I observed the toing and froing of the Brexit negotiations with very little understanding of how my business would be impacted. When I asked those in a similar situation, it was usually met with a shrug; it appeared we were all in the same boat. There were a few vague mentions in the press about how the Wild West of EU data roaming charges wouldn’t become an issue again but, for the most part, there was very little talk of telecommunications.
Considering the industry employs 190,000 people (5% of whom are EU nationals) and contributed £32 billion to the UK economy in 2017, you might have expected a little more.
A Brexit-shaped problem solved
This week, however, it finally hit home when a client knocked on the door, seeking a quick and long-term solution to a Brexit-shaped problem.
As part of their business structure, they have several agents based in Spain, and calls from UK consumers transit to them. This made economic sense at the time, and the Spanish speaking agents were an asset. Brexit didn’t seem an issue until they got their phone bill. The calls landing in Spain had a cost increase of 500%. When they looked closer, they discovered that their UK telco provider (a renowned PLC) had included something called an ‘International Bill Surcharge’ which equated to an increase of over 10 cents per minute, and was rounded up to the minutes.

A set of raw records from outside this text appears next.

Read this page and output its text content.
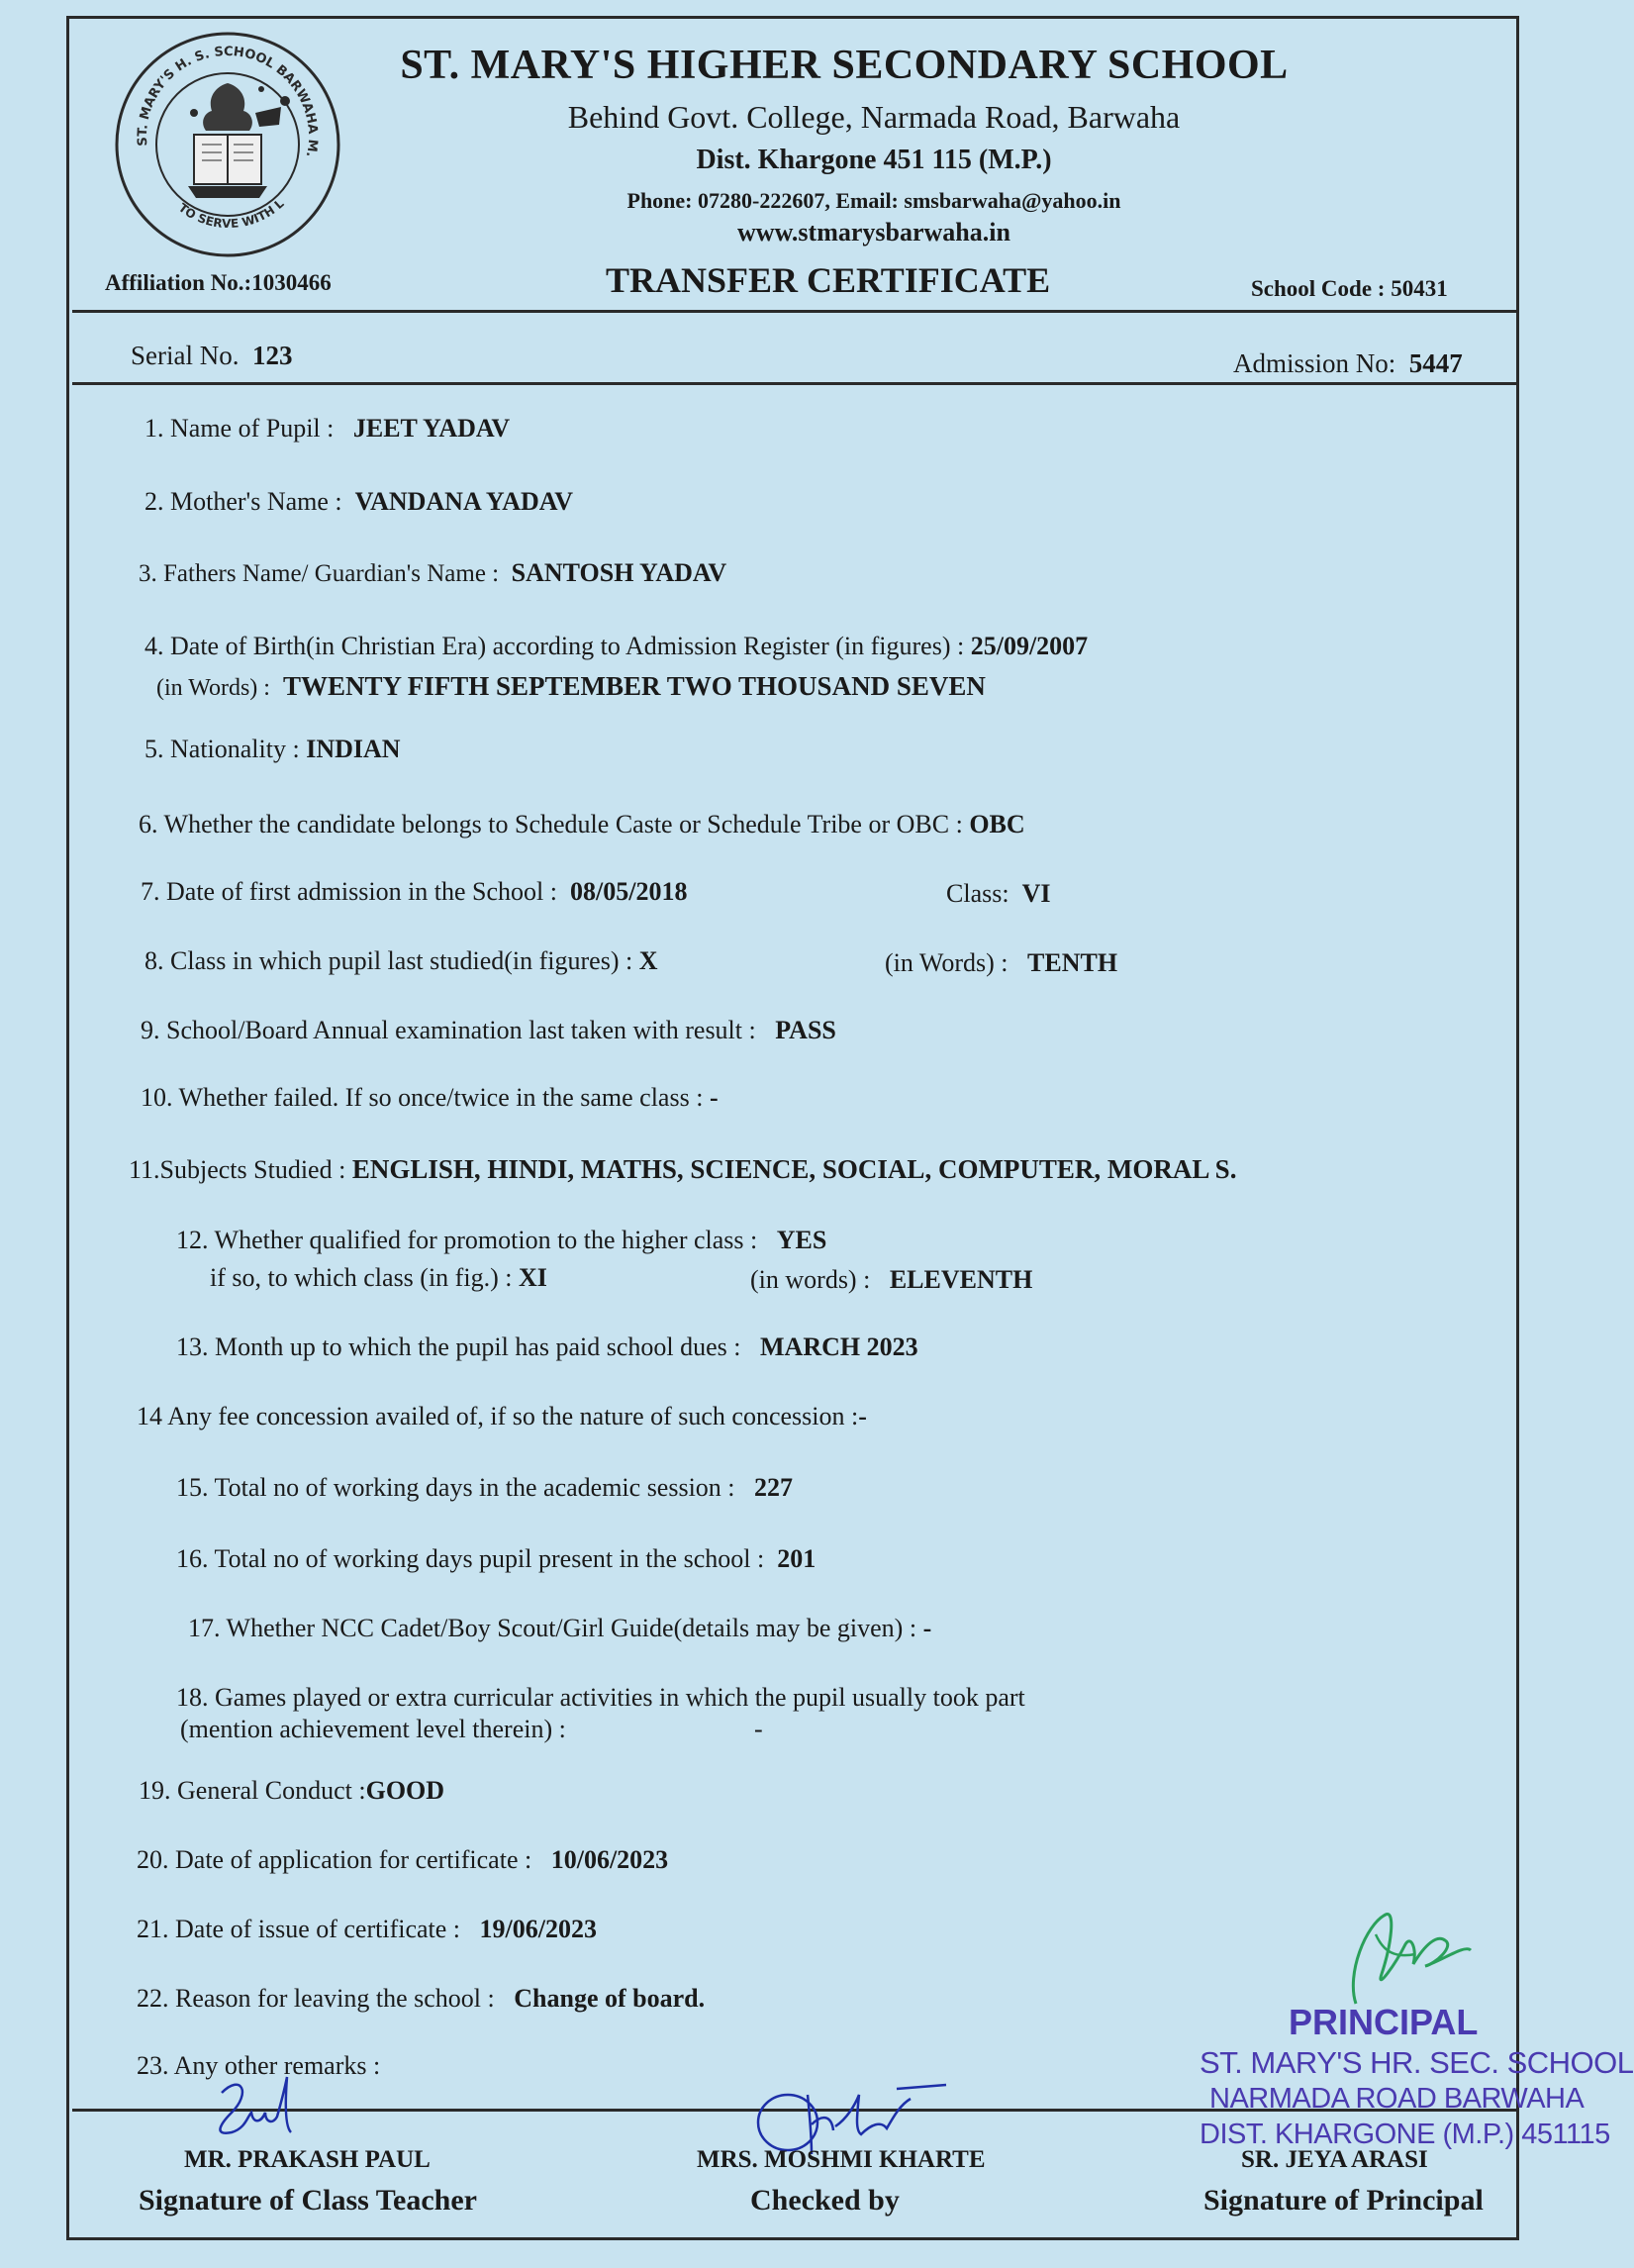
ST. MARY'S H. S. SCHOOL BARWAHA M.
TO SERVE WITH L
ST. MARY'S HIGHER SECONDARY SCHOOL
Behind Govt. College, Narmada Road, Barwaha
Dist. Khargone 451 115 (M.P.)
Phone: 07280-222607, Email: smsbarwaha@yahoo.in
www.stmarysbarwaha.in
Affiliation No.:1030466	TRANSFER CERTIFICATE	School Code : 50431
Serial No. 123	Admission No: 5447
1. Name of Pupil : JEET YADAV
2. Mother's Name : VANDANA YADAV
3. Fathers Name/ Guardian's Name : SANTOSH YADAV
4. Date of Birth(in Christian Era) according to Admission Register (in figures) : 25/09/2007
(in Words) : TWENTY FIFTH SEPTEMBER TWO THOUSAND SEVEN
5. Nationality : INDIAN
6. Whether the candidate belongs to Schedule Caste or Schedule Tribe or OBC : OBC
7. Date of first admission in the School : 08/05/2018	Class: VI
8. Class in which pupil last studied(in figures) : X	(in Words) : TENTH
9. School/Board Annual examination last taken with result : PASS
10. Whether failed. If so once/twice in the same class : -
11.Subjects Studied : ENGLISH, HINDI, MATHS, SCIENCE, SOCIAL, COMPUTER, MORAL S.
12. Whether qualified for promotion to the higher class : YES
if so, to which class (in fig.) : XI	(in words) : ELEVENTH
13. Month up to which the pupil has paid school dues : MARCH 2023
14 Any fee concession availed of, if so the nature of such concession :-
15. Total no of working days in the academic session : 227
16. Total no of working days pupil present in the school : 201
17. Whether NCC Cadet/Boy Scout/Girl Guide(details may be given) : -
18. Games played or extra curricular activities in which the pupil usually took part
(mention achievement level therein) :	-
19. General Conduct :GOOD
20. Date of application for certificate : 10/06/2023
21. Date of issue of certificate : 19/06/2023
22. Reason for leaving the school : Change of board.
23. Any other remarks :
PRINCIPAL
ST. MARY'S HR. SEC. SCHOOL
NARMADA ROAD BARWAHA
DIST. KHARGONE (M.P.) 451115
MR. PRAKASH PAUL
Signature of Class Teacher
MRS. MOSHMI KHARTE
Checked by
SR. JEYA ARASI
Signature of Principal
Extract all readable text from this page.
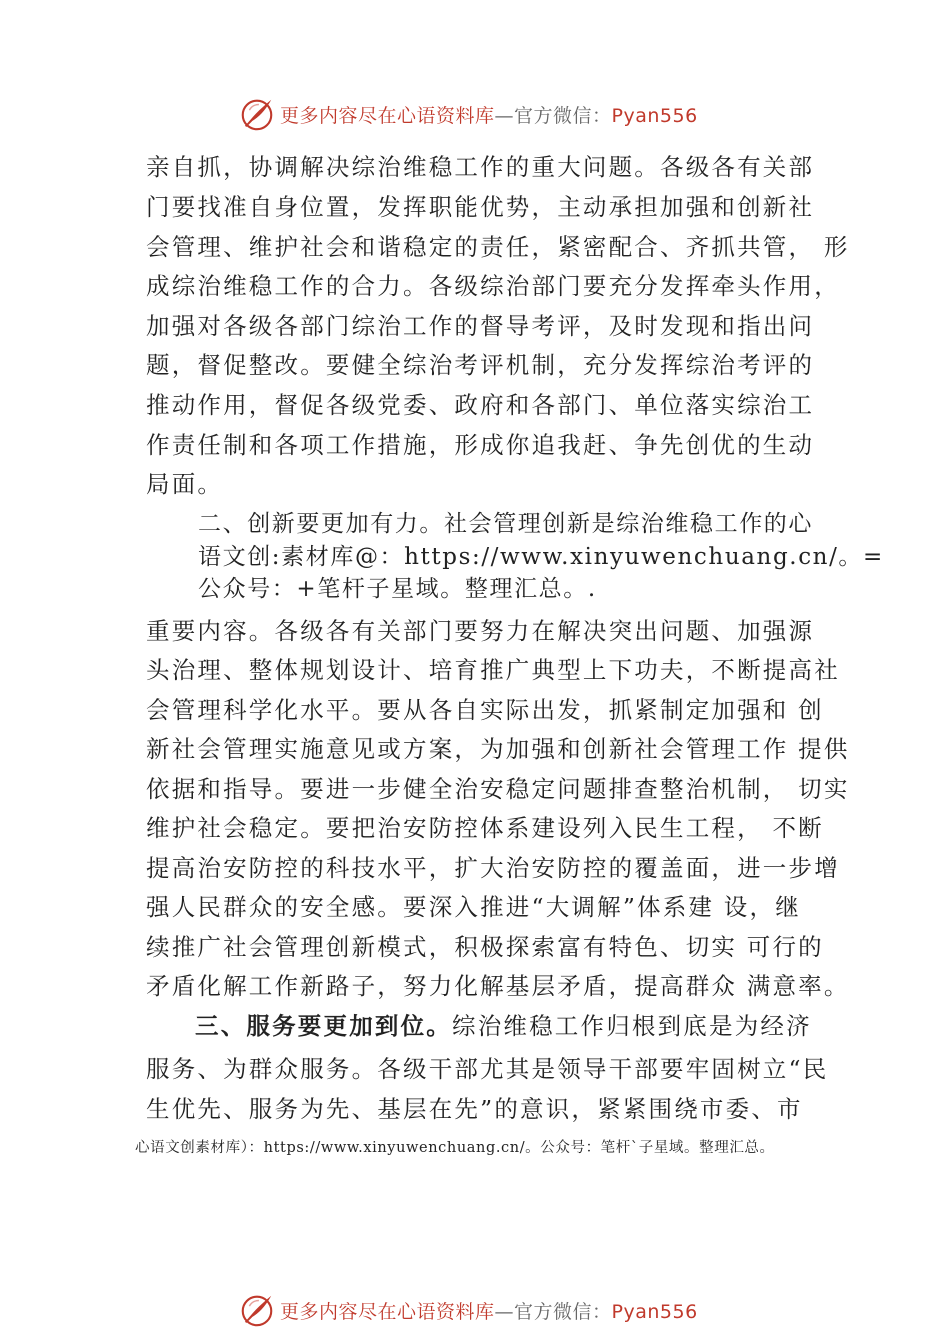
更多内容尽在心语资料库—官方微信：Pyan556
亲自抓，协调解决综治维稳工作的重大问题。各级各有关部
门要找准自身位置，发挥职能优势，主动承担加强和创新社
会管理、维护社会和谐稳定的责任，紧密配合、齐抓共管， 形
成综治维稳工作的合力。各级综治部门要充分发挥牵头作用，
加强对各级各部门综治工作的督导考评，及时发现和指出问
题，督促整改。要健全综治考评机制，充分发挥综治考评的
推动作用，督促各级党委、政府和各部门、单位落实综治工
作责任制和各项工作措施，形成你追我赶、争先创优的生动
局面。
二、创新要更加有力。社会管理创新是综治维稳工作的心
语文创:素材库@：https://www.xinyuwenchuang.cn/。=
公众号：+笔杆子星域。整理汇总。.
重要内容。各级各有关部门要努力在解决突出问题、加强源
头治理、整体规划设计、培育推广典型上下功夫，不断提高社
会管理科学化水平。要从各自实际出发，抓紧制定加强和 创
新社会管理实施意见或方案，为加强和创新社会管理工作 提供
依据和指导。要进一步健全治安稳定问题排查整治机制， 切实
维护社会稳定。要把治安防控体系建设列入民生工程， 不断
提高治安防控的科技水平，扩大治安防控的覆盖面，进一步增
强人民群众的安全感。要深入推进“大调解”体系建 设，继
续推广社会管理创新模式，积极探索富有特色、切实 可行的
矛盾化解工作新路子，努力化解基层矛盾，提高群众 满意率。
三、服务要更加到位。综治维稳工作归根到底是为经济
服务、为群众服务。各级干部尤其是领导干部要牢固树立“民
生优先、服务为先、基层在先”的意识，紧紧围绕市委、市
心语文创素材库）：https://www.xinyuwenchuang.cn/。公众号：笔杆`子星域。整理汇总。
更多内容尽在心语资料库—官方微信：Pyan556
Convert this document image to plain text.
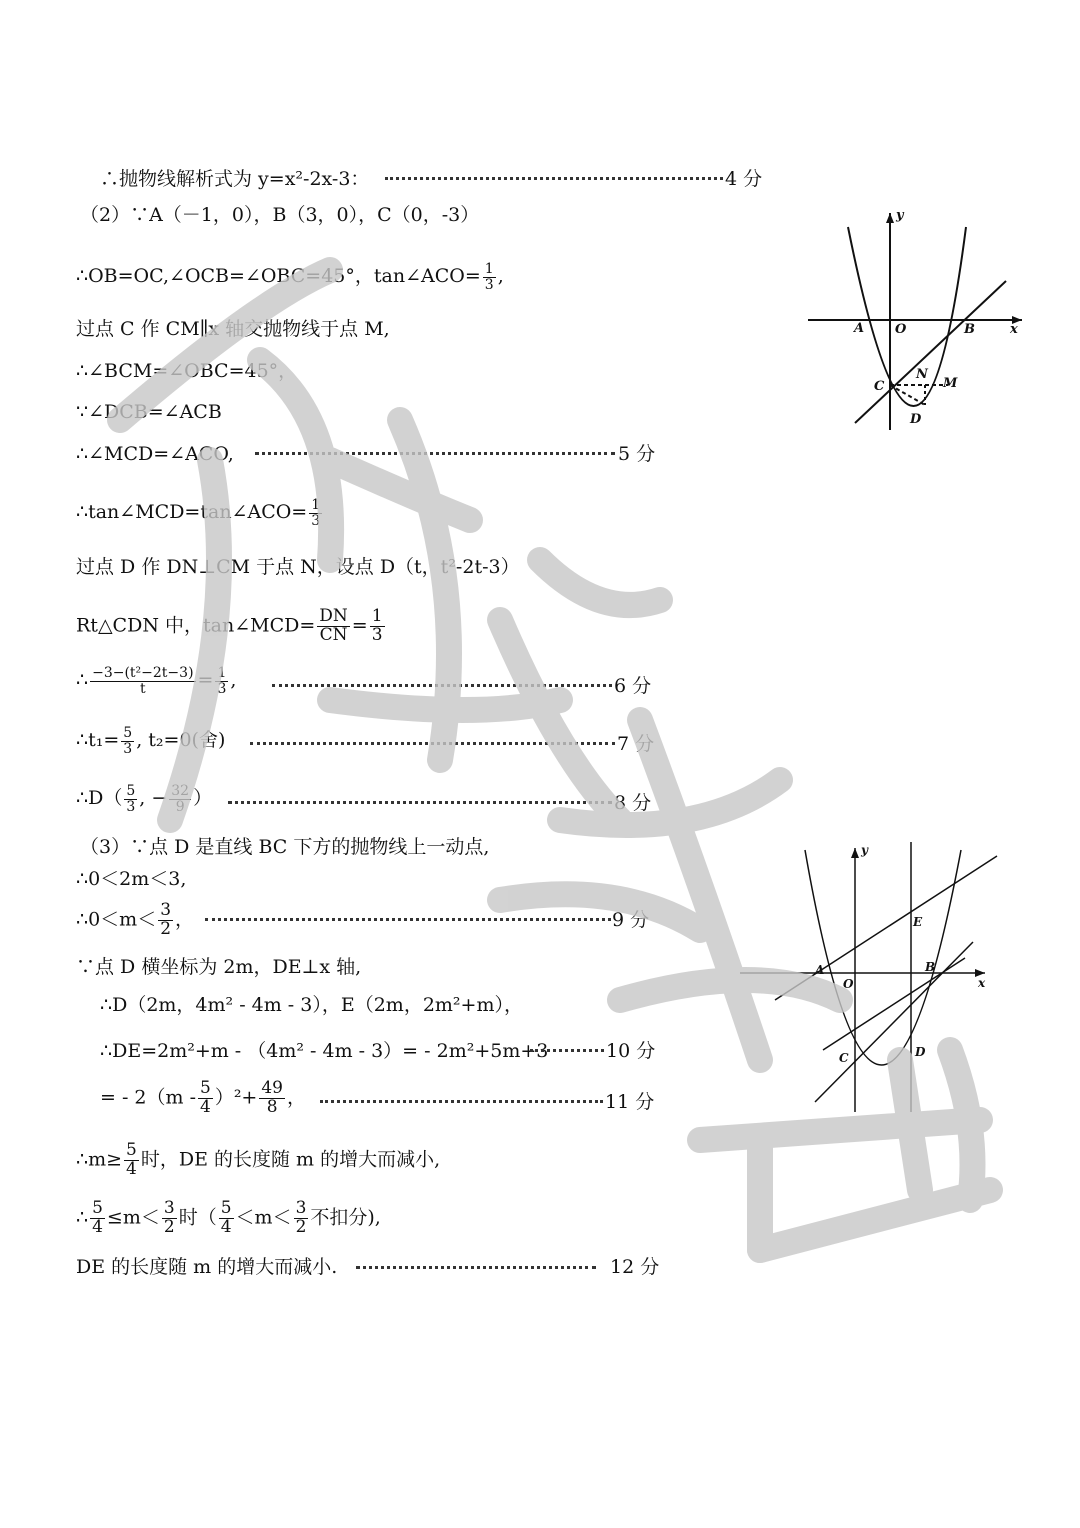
∴抛物线解析式为 y=x²-2x-3：	4 分
（2）∵A（－1，0），B（3，0），C（0，-3）
∴OB=OC,∠OCB=∠OBC=45°，tan∠ACO= $\frac{1}{3}$ ,
过点 C 作 CM∥x 轴交抛物线于点 M,
∴∠BCM=∠OBC=45°，
∵∠DCB=∠ACB
∴∠MCD=∠ACO,	5 分
∴tan∠MCD=tan∠ACO= $\frac{1}{3}$
过点 D 作 DN⊥CM 于点 N，设点 D（t，t²-2t-3）
Rt△CDN 中，tan∠MCD= $\frac{DN}{CN} = \frac{1}{3}$
∴ $\frac{\text{−3−(t²−2t−3)}}{t} = \frac{1}{3}$ ,	6 分
∴t₁= $\frac{5}{3}$ , t₂=0(舍)	7 分
∴D（ $\frac{5}{3}$ , − $\frac{32}{9}$ ）	8 分
（3）∵点 D 是直线 BC 下方的抛物线上一动点,
∴0＜2m＜3,
∴0＜m＜ $\frac{3}{2}$ ，	9 分
∵点 D 横坐标为 2m，DE⊥x 轴,
∴D（2m，4m² - 4m - 3），E（2m，2m²+m），
∴DE=2m²+m - （4m² - 4m - 3）= - 2m²+5m+3	10 分
= - $2(m - \frac{5}{4} )^2+ \frac{49}{8}$ ，	11 分
∴m≥ $\frac{5}{4}$ 时，DE 的长度随 m 的增大而减小,
∴ $\frac{5}{4} \le m< \frac{3}{2}$ 时（ $\frac{5}{4} <m< \frac{3}{2}$ 不扣分),
DE 的长度随 m 的增大而减小.	12 分
y
x
A O	B
C
N
M
D
y
x
A
O
B
C	D
E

This is an issue that reaches beyond Spain, and is likely to be the same in every European territory.
So, what’s the solution?
Fortunately, for our client, we were able to help. Telecom2, through its portfolio of intelligent solutions, was able to bring their costs back down. This is not a grey route; it’s an established solution with contractual backing. My suggestion for anyone terminating voice traffic in EU territories is to check your charges now, as you’re unlikely to be informed of any changes and may end up in a similar situation to our client. In regards to data roaming, there’s an element of unknown. With Covid-19 putting a halt to international travel, it’s just a case of waiting.
My advice: hope for the best, prepare for the worst and proceed with caution.